The band retired their 1971 hit song "Brown Sugar" from their current tour, for now, over "conflicts" surrounding the controversial lyrics that depict slavery, rape and drugs, guitarist Keith Richards confirmed to The Los Angeles Times.
"You picked up on that, huh?" Richards told the outlet after he was asked why the band has refrained from playing it. He added that he doesn't understand the controversy.
"I’m trying to figure out with the sisters quite where the beef is," Richards said. "Didn’t they understand this was a song about the horrors of slavery? But they’re trying to bury it. At the moment I don’t want to get into conflicts with all of this."
USA TODAY reached out to The Rolling Stones for comment.
According to Genius' song interpretation, "'Brown Sugar' runs through different white and Black sexual interactions," including nonconsensual sex between a slave and slave owner, who had "total ownership of Black women but also had total physical and sexual access."

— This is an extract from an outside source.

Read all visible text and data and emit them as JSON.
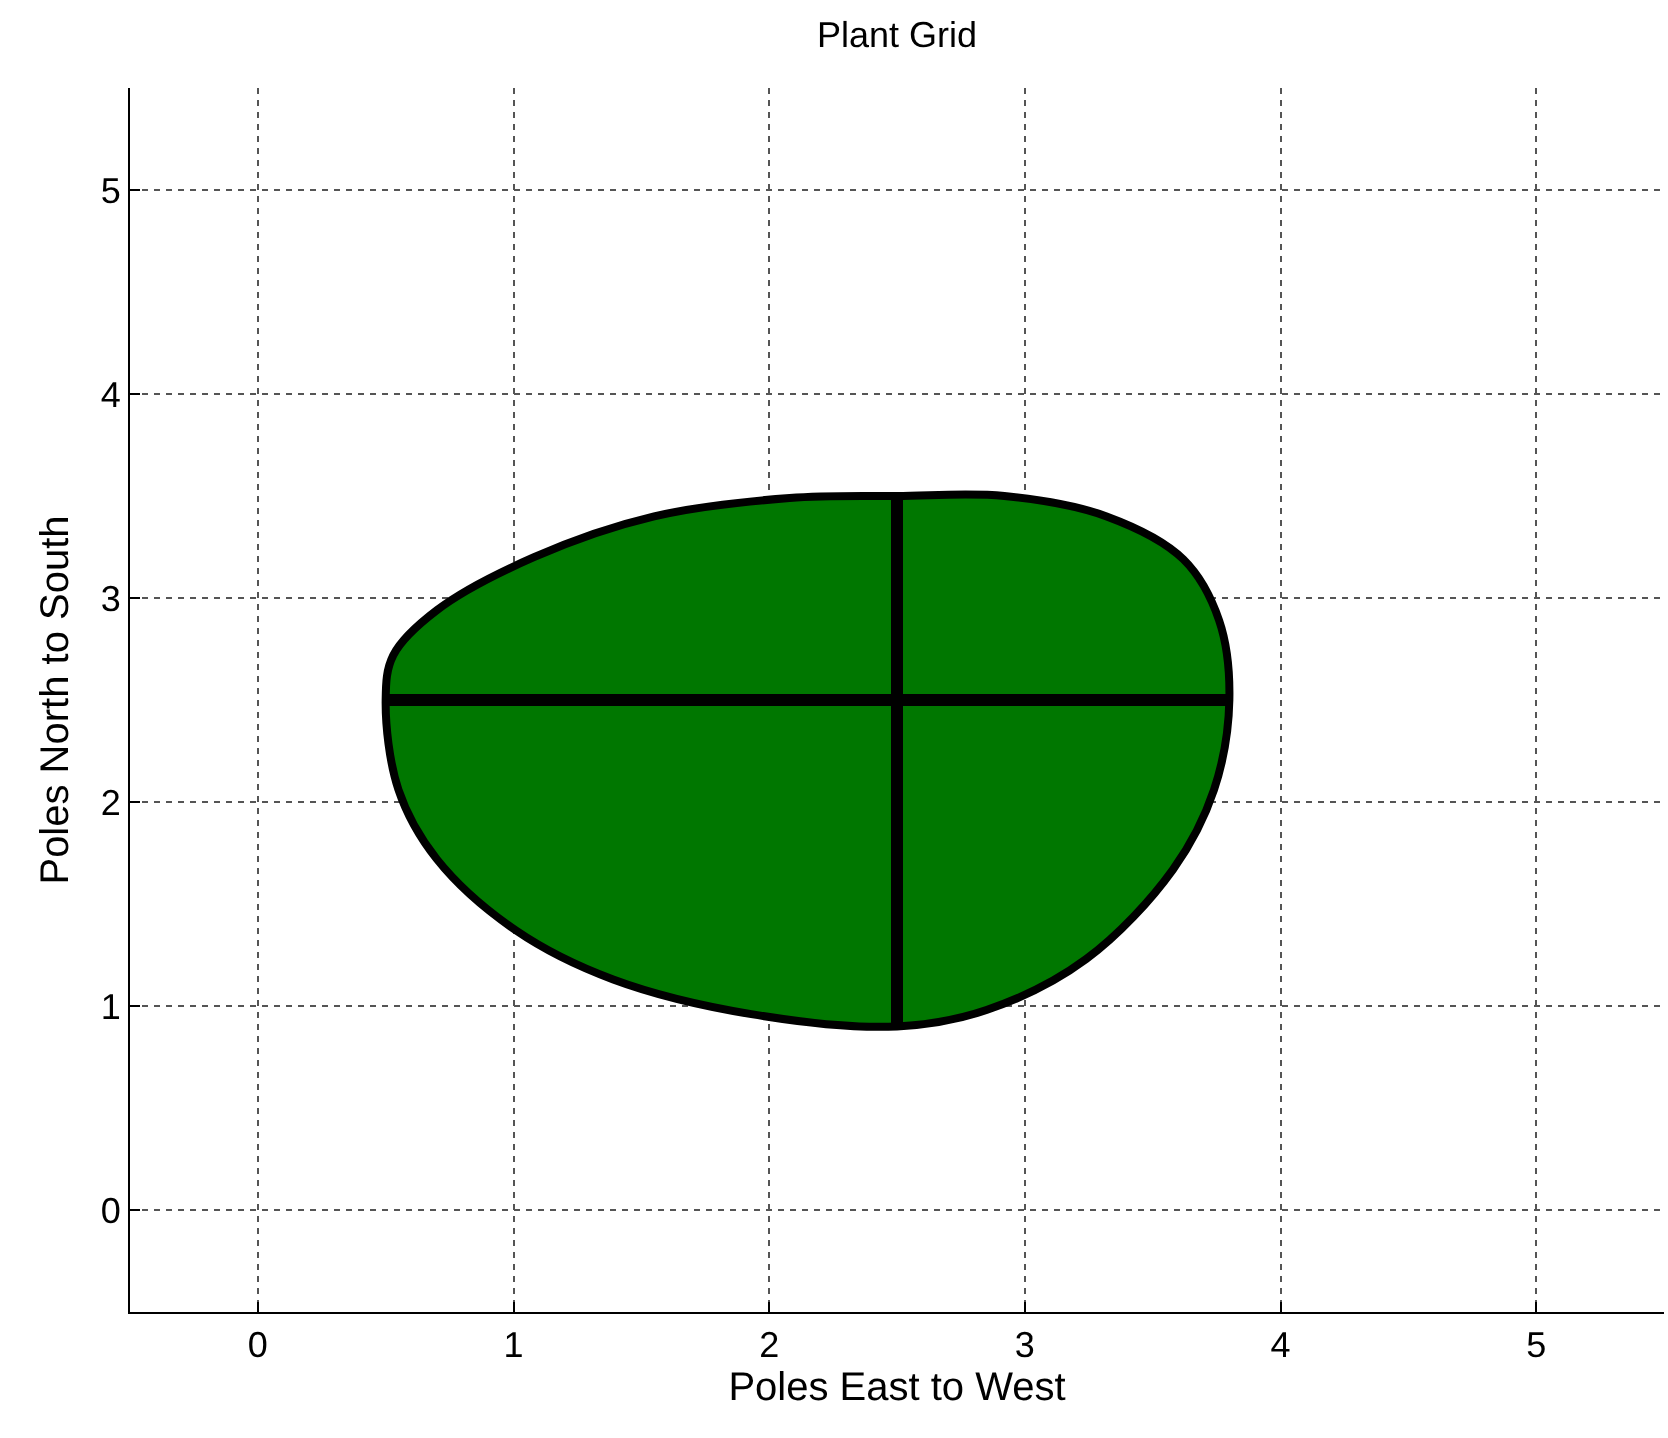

The first verse of the song depicts slaves being sold in the slave trade in New Orleans and being beaten at will: "Gold coast slave ship bound for cotton fields/ Sold in the market down in New Orleans/ Scarred old slaver knows he's doing alright/ Hear him whip the women just around midnight."

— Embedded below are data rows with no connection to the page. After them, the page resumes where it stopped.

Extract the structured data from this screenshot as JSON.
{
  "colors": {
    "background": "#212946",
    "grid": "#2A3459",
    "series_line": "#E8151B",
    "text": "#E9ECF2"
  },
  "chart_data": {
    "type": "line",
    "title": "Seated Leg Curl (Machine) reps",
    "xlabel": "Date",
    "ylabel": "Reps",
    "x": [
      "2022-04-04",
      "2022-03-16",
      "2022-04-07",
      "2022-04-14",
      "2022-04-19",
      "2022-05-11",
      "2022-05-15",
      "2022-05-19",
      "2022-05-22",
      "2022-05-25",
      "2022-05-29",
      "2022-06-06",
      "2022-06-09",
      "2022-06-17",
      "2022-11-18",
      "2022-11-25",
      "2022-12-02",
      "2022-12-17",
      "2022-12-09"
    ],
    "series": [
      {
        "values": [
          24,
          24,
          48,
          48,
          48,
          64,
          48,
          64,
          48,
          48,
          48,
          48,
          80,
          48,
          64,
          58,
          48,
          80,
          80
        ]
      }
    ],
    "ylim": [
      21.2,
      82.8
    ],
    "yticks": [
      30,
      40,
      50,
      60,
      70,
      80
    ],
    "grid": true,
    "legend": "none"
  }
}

"Brown Sugar" ends: "How come you, how come you taste so good? Just like a, just like a Black girl should."
In 2019, music producer Ian Brennan accused the band of "glorifying slavery, rape, torture and pedophilia," adding that they have "brazenly gotten away with this jeering harassment for decades." He called for the songs to be removed from the radio.
"The issue today is not that they ever wrote the song. Nor that they have ever sung it. The fault is that they keep singing it," Brennan wrote in The Chicago Tribune.

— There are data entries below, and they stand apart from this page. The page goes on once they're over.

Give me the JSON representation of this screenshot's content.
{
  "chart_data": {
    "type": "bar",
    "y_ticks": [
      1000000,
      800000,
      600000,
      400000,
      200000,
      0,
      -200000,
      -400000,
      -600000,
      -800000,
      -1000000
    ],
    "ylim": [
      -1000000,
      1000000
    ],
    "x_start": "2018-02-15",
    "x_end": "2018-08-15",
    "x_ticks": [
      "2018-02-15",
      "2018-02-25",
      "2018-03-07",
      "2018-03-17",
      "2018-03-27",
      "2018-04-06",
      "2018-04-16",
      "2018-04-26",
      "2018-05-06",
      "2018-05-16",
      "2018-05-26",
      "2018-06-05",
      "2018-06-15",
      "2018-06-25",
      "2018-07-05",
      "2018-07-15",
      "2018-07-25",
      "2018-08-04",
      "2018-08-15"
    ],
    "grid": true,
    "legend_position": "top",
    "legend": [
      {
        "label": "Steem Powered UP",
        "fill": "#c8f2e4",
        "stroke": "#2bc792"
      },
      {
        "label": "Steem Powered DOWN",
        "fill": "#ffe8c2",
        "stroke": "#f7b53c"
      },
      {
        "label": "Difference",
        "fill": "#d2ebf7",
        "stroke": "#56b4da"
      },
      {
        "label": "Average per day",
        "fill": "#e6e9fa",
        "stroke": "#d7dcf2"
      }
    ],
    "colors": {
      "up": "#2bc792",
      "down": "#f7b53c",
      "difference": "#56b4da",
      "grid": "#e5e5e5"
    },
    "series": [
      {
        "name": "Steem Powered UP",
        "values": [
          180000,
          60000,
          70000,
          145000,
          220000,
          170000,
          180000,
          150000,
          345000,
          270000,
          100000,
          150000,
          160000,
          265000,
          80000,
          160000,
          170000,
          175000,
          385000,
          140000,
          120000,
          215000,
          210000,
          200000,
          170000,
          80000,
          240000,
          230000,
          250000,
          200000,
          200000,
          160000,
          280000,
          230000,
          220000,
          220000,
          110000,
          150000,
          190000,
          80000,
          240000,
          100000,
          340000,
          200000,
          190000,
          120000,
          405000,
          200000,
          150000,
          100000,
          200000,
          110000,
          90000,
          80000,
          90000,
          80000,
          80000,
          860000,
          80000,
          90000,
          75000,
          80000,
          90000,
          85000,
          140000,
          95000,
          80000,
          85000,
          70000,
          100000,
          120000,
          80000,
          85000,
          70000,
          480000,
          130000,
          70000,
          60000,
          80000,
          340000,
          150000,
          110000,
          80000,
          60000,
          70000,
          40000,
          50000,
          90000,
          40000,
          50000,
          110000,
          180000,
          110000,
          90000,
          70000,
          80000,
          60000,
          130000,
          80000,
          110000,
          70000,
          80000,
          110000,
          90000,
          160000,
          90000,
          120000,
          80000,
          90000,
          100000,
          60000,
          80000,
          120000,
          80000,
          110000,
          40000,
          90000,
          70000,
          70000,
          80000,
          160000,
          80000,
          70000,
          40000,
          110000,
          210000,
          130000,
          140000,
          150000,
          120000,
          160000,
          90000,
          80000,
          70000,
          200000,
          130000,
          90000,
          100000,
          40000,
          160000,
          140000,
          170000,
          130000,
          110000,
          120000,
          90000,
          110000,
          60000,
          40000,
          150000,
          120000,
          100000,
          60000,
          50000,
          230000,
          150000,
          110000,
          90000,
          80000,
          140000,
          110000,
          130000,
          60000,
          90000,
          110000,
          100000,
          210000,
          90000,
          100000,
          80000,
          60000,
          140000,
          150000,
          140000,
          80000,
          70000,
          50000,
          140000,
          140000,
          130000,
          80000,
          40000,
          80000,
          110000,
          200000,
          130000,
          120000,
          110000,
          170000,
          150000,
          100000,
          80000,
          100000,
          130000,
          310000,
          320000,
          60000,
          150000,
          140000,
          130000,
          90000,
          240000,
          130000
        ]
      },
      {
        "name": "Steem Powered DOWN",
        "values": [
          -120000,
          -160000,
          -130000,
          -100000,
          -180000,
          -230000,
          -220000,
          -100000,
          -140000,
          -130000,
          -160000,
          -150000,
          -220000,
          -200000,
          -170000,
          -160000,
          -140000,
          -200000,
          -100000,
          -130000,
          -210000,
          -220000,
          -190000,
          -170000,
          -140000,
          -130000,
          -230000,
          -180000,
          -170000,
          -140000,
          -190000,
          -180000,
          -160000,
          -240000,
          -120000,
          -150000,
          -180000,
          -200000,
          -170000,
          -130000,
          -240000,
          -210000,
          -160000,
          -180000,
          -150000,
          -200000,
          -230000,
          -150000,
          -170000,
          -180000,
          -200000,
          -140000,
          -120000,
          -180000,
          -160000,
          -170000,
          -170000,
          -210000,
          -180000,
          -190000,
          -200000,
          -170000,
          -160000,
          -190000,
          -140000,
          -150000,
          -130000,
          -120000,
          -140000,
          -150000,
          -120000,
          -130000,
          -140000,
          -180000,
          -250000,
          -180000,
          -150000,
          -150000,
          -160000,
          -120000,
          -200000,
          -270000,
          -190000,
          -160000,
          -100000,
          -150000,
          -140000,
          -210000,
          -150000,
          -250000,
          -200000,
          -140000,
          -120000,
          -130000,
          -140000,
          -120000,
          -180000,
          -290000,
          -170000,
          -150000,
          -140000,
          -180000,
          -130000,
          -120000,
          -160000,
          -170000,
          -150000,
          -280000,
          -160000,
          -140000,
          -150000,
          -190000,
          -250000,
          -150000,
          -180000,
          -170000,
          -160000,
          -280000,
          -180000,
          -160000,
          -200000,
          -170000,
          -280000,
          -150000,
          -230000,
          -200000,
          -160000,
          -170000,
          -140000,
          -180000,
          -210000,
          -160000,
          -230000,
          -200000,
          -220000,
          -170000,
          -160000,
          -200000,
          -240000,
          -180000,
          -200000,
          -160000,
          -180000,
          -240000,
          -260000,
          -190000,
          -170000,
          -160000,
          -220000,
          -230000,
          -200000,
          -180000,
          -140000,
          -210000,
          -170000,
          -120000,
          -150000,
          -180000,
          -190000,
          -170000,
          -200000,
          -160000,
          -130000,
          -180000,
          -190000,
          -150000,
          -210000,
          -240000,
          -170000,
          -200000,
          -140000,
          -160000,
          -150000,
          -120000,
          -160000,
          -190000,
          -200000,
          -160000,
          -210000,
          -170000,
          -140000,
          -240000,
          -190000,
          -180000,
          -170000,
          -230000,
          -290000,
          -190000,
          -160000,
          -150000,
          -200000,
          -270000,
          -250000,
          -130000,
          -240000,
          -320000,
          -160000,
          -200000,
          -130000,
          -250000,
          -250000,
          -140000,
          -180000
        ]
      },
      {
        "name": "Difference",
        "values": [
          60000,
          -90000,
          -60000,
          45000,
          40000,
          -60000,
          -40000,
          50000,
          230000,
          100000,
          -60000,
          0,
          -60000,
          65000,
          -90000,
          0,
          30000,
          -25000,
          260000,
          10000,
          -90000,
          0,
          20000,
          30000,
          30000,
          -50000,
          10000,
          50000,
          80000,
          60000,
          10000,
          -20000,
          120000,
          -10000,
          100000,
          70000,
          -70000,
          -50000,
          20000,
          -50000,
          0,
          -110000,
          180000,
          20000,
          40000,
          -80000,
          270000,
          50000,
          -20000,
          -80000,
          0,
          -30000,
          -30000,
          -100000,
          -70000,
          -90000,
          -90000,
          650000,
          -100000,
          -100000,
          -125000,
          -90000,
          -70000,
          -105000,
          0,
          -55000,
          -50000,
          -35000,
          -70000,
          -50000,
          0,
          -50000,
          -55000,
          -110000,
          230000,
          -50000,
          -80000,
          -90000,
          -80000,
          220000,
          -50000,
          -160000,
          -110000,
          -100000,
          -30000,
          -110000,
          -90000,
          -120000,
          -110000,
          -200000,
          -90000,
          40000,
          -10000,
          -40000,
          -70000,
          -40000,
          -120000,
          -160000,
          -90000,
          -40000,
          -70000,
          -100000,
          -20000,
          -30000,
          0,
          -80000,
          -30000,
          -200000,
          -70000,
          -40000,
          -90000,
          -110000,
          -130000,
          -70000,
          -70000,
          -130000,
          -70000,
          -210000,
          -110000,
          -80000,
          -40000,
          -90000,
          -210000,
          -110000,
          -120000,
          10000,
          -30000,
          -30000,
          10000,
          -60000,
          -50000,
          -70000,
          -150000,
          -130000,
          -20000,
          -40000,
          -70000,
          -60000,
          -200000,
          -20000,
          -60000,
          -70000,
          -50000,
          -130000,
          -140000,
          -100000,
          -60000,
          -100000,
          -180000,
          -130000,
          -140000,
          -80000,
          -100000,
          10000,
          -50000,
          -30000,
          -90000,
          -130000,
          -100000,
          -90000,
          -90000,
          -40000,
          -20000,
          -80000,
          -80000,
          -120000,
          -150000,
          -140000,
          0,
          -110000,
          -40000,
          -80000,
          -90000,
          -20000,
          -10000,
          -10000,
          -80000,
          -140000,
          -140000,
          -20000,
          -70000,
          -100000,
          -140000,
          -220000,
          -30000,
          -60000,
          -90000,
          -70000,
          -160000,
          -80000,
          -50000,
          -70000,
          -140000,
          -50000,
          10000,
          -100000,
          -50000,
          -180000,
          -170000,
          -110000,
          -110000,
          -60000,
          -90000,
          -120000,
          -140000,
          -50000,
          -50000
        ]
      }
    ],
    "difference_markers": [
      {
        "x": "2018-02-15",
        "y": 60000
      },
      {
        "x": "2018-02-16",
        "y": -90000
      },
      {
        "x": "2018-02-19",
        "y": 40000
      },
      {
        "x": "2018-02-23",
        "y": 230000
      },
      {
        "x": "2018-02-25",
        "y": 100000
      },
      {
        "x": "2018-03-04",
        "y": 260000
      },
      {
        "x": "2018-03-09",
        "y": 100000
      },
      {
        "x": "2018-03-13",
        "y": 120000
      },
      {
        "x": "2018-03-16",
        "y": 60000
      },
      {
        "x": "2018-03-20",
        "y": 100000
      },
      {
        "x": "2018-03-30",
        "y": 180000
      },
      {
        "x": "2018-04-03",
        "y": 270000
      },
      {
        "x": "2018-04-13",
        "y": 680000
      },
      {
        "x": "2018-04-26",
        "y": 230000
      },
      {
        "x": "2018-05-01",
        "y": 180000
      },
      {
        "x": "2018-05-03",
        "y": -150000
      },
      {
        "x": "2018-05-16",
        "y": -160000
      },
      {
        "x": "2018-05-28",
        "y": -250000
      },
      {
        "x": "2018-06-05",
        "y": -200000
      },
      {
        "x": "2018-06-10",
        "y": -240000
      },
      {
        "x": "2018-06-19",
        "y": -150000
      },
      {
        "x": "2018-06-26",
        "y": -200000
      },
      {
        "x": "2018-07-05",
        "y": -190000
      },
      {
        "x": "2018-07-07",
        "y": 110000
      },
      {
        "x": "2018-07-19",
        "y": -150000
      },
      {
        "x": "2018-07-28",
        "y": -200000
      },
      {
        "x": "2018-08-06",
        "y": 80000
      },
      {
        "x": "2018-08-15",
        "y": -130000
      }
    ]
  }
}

However, Richards and Mick Jagger both stated that "Brown Sugar" may not be gone for good.
"I’m hoping that we’ll be able to resurrect the babe in her glory somewhere along the track," Richards told the LA Times. Jagger added, "We might put it back in."
"We’ve played ‘Brown Sugar’ every night since 1970, so sometimes you think, 'We’ll take that one out for now and see how it goes,'" Jagger said.